Jenis-Jenis Fad Diet yang Sebaiknya Dihindari

Jenis-Jenis Fad Diet yang Sebaiknya Dihindari – Fad diet merupakan tipe diet paling fenomenal di era modern dan banyak orang yang mencoba untuk mengaplikasikannya dalam kehidupan. Di era yang serba instan ini, program diet yang time-consuming atau menghabiskan banyak waktu kurang diminati banyak orang. Sebaliknya, penggunaan diet jangka pendek sangat diminati meskipun efek sampingnya sangat tinggi pada kesehatan. Fad diet merupakan salah satu tipe diet ekstrem, di mana orang yang melakukannya hanya memakan makanan tertentu dalam jangka waktu tertentu. Tujuannya adalah agar asupan nutrisi semakin berkurang sehingga berat badan pun akan turun dengan cepat.

Memang bukan rahasia lagi bahwa berat badan berlebih sangat dihindari banyak orang. Berbagai penelitian memperlihatkan efek samping dari obesitas bagi kesehatan.

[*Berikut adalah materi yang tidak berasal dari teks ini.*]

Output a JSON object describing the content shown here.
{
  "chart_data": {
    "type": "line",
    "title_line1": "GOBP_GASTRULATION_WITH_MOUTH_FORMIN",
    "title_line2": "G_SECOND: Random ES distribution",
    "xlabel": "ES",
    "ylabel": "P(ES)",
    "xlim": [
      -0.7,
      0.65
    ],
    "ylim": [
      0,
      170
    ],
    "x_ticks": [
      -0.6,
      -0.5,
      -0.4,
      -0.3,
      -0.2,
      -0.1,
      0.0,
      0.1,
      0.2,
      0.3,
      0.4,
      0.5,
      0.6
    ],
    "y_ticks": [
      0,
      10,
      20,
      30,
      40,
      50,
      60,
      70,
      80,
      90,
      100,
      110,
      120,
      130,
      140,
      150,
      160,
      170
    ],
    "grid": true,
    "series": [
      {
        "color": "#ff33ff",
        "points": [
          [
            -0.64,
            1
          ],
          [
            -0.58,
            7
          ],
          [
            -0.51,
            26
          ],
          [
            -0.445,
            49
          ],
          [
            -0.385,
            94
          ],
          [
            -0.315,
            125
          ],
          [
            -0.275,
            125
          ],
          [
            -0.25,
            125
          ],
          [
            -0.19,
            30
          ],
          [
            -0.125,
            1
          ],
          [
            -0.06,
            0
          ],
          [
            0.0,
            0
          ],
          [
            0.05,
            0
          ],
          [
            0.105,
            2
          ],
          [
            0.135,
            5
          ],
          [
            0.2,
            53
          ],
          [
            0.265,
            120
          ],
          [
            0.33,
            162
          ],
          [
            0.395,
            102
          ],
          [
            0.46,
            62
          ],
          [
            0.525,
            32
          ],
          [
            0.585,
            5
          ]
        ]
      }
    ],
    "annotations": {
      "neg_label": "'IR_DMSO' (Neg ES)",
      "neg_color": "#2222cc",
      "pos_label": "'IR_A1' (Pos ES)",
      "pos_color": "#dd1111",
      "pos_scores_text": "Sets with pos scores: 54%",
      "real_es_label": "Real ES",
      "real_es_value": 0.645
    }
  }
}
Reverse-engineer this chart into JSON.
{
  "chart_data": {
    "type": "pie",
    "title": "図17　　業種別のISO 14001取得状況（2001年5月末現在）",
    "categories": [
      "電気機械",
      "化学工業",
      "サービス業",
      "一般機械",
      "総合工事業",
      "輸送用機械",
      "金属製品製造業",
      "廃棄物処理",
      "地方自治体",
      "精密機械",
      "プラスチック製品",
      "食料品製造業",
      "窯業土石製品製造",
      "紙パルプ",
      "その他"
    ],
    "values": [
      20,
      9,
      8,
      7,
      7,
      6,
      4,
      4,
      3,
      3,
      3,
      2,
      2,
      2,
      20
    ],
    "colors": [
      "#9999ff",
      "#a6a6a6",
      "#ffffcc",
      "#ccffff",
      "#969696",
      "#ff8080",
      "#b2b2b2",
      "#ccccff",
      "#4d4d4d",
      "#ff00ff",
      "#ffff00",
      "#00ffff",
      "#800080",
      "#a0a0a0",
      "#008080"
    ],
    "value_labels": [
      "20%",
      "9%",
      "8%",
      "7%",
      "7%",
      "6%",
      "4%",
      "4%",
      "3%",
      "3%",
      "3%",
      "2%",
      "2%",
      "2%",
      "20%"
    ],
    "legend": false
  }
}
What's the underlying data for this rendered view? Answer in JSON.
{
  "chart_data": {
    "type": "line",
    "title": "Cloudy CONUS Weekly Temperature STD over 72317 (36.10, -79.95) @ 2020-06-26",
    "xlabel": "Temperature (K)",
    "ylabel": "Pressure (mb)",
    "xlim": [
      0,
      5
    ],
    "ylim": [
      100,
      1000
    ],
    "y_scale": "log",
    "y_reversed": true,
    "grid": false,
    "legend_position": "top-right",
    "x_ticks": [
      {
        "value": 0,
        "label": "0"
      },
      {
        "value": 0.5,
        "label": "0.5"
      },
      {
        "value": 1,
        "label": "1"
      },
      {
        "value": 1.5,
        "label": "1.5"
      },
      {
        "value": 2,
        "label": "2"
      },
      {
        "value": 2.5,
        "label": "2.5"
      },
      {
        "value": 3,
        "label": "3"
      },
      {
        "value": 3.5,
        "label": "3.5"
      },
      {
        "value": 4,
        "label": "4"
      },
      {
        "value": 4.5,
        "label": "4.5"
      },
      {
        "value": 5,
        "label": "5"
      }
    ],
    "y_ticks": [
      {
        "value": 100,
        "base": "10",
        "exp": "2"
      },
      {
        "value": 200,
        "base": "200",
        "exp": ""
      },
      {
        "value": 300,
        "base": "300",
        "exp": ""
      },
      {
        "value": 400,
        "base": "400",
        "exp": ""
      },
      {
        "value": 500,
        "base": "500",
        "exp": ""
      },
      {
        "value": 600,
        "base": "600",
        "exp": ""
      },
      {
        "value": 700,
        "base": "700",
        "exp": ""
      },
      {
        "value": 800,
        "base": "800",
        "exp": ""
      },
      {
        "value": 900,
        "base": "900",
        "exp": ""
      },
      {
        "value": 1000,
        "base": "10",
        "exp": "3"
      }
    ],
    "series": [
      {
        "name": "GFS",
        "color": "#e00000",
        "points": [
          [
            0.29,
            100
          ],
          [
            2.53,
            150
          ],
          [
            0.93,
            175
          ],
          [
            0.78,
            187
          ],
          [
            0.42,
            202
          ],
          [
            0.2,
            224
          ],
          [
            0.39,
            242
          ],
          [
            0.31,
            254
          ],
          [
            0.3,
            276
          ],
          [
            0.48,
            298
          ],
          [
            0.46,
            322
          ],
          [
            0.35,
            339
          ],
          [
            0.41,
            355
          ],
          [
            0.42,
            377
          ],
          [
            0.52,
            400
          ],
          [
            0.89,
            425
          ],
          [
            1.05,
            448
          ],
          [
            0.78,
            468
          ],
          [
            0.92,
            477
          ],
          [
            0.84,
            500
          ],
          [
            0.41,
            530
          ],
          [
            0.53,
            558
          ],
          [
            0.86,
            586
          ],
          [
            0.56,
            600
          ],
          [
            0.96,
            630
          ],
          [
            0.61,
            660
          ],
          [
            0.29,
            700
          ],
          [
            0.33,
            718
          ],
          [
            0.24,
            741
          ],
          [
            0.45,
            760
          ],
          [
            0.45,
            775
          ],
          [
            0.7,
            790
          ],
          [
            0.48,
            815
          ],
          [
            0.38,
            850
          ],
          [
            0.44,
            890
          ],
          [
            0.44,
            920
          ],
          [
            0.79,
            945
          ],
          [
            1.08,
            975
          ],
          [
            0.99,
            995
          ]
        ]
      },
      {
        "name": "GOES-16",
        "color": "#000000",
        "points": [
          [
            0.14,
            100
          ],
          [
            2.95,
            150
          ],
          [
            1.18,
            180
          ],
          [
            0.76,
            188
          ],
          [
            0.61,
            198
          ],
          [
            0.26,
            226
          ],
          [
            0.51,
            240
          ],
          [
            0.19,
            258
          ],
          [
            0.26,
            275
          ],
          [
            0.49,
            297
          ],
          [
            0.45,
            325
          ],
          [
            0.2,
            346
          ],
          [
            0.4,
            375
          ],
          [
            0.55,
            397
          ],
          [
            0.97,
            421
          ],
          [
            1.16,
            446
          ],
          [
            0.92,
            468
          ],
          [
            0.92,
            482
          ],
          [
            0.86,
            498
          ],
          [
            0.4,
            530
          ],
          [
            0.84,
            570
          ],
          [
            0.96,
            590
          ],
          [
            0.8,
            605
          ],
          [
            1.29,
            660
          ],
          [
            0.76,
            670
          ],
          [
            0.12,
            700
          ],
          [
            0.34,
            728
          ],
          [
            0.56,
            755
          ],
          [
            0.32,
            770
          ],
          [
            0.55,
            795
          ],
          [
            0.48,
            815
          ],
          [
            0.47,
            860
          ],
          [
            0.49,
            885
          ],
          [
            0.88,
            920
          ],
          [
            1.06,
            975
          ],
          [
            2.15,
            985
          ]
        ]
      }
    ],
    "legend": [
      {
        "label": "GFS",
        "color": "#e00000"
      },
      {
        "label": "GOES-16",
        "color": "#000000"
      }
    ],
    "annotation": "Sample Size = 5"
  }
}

Oleh karena itu banyak orang yang mencari cara paling efektif dan cepat untuk bisa menurunkan berat badan. Fad diet atau sering disebut juga dengan crash diet merupakan salah satu cara untuk menurunkan berat badan. Namun sayangnya tidak sembarang orang bisa melakukannya karena efek sampingnya sangat kentara bagi kesehatan. Berikut beberapa jenis fad diet yang sebaiknya dihindari. (baca juga: Turun berat badan 10 kg dalam seminggu)
Jenis-Jenis Fad Diet yang Sebaiknya Dihindari

  • Blood Type Diet

Jenis fad diet yang sebaiknya dihindari adalah blood type diet. Diet ini didasari sebuah asumsi tentang hubungan antara makanan yang dimakan dengan reaksi kimia pada salah satu tipe darah. Sebagai contoh, orang dengan tipe darah O harus memakan makanan seperti buah-buahan, sayuran, daging tanpa lemak dan harus menghindari gandum dan mentega. Namun sayangnya tidak ada bukti ilmiah yang memperlihatkan bahwa reaksi kimia pada tipe darah dapat memberikan efek pada penurunan berat badan. Dan tergantung dari tipe darah yang dimiliki, blood type diet ini akan sangat membatasi orang untuk memakan makanan tertentu.

  • Alkaline Diet

Salah satu jenis fad diet yang kontroversial adalah alkaline diet. Diet ini menganjurkan orang untuk mengkonsumsi buah-buahan, sayuran, biji-bijian dan kacang-kacangan, di sisi lainnya tidak boleh mengkonsumi gula, mentega, daging, alkohol, kafein, dan makanan dalam kaleng. Dengan mengkonsumsi banyak makanan-makanan fresh memang dapat membuat tubuh menjadi lebih sehat. Namun tidak ada bukti ilmiah yang mengemukakan bahwa menghindari makanan-makanan seperti diatas dapat menurunkan berat badan dengan cepat. Alkaline diet mengharuskan orang untuk tidak mengkonsumsi makanan-makanan tertentu sehingga memiliki resiko berlebih pada kesehatan.

  • Raw Food Diet

Konsumsi buah-buahan, sayuran, biji-bijian dalam jumlah banyak memang akan membuat orang yang melakukannya terhindar dari junk food. Hal inilah yang dipercaya sebagai cara paling efektif untuk menurunkan berat badan. Raw food diet ini memang berbasiskan konsumsi makanan mentah yang masih memiliki vitamin, nutrisi, dan serat dalam jumlah banyak. Berbeda dengan cara dimasak di mana makanan sudah kehilangan banyak nutrisi di dalamnya. Mengapa raw food diet tidak direkomendasikan untuk program diet? Hal tersebut karena raw food diet ini sangat tidak praktis. Anda harus melakukan banyak aktivitas hanya untuk sekedar mengkonsumsi makanan mentah agar layak dimakan. (selengkapnya: Diet dengan mengonsumsi makanan mentah)

  • Lemonade Diet

Lemonade diet merupakan salah satu jenis fad diet yang memiliki banyak efek samping bagi kesehatan. Orang yang melakukan lemonade diet ini hanya mengkonsumsi jus lemon selama 10 hari. Hal tersebut sangat berbahaya bagi kesehatan dan psikologis seseorang. Lemonade diet biasanya digunakan oleh para selebritis ataupun model fashion agar bisa turun berat badan dalam waktu cepat.

Turun berat badan dengan cepat memang dinginkan oleh semua orang yang memiliki masalah dengan kegemukan. Namun pastikan bahwa cara diet yang anda lakukan tetap aman dan sehat bagi tubuh.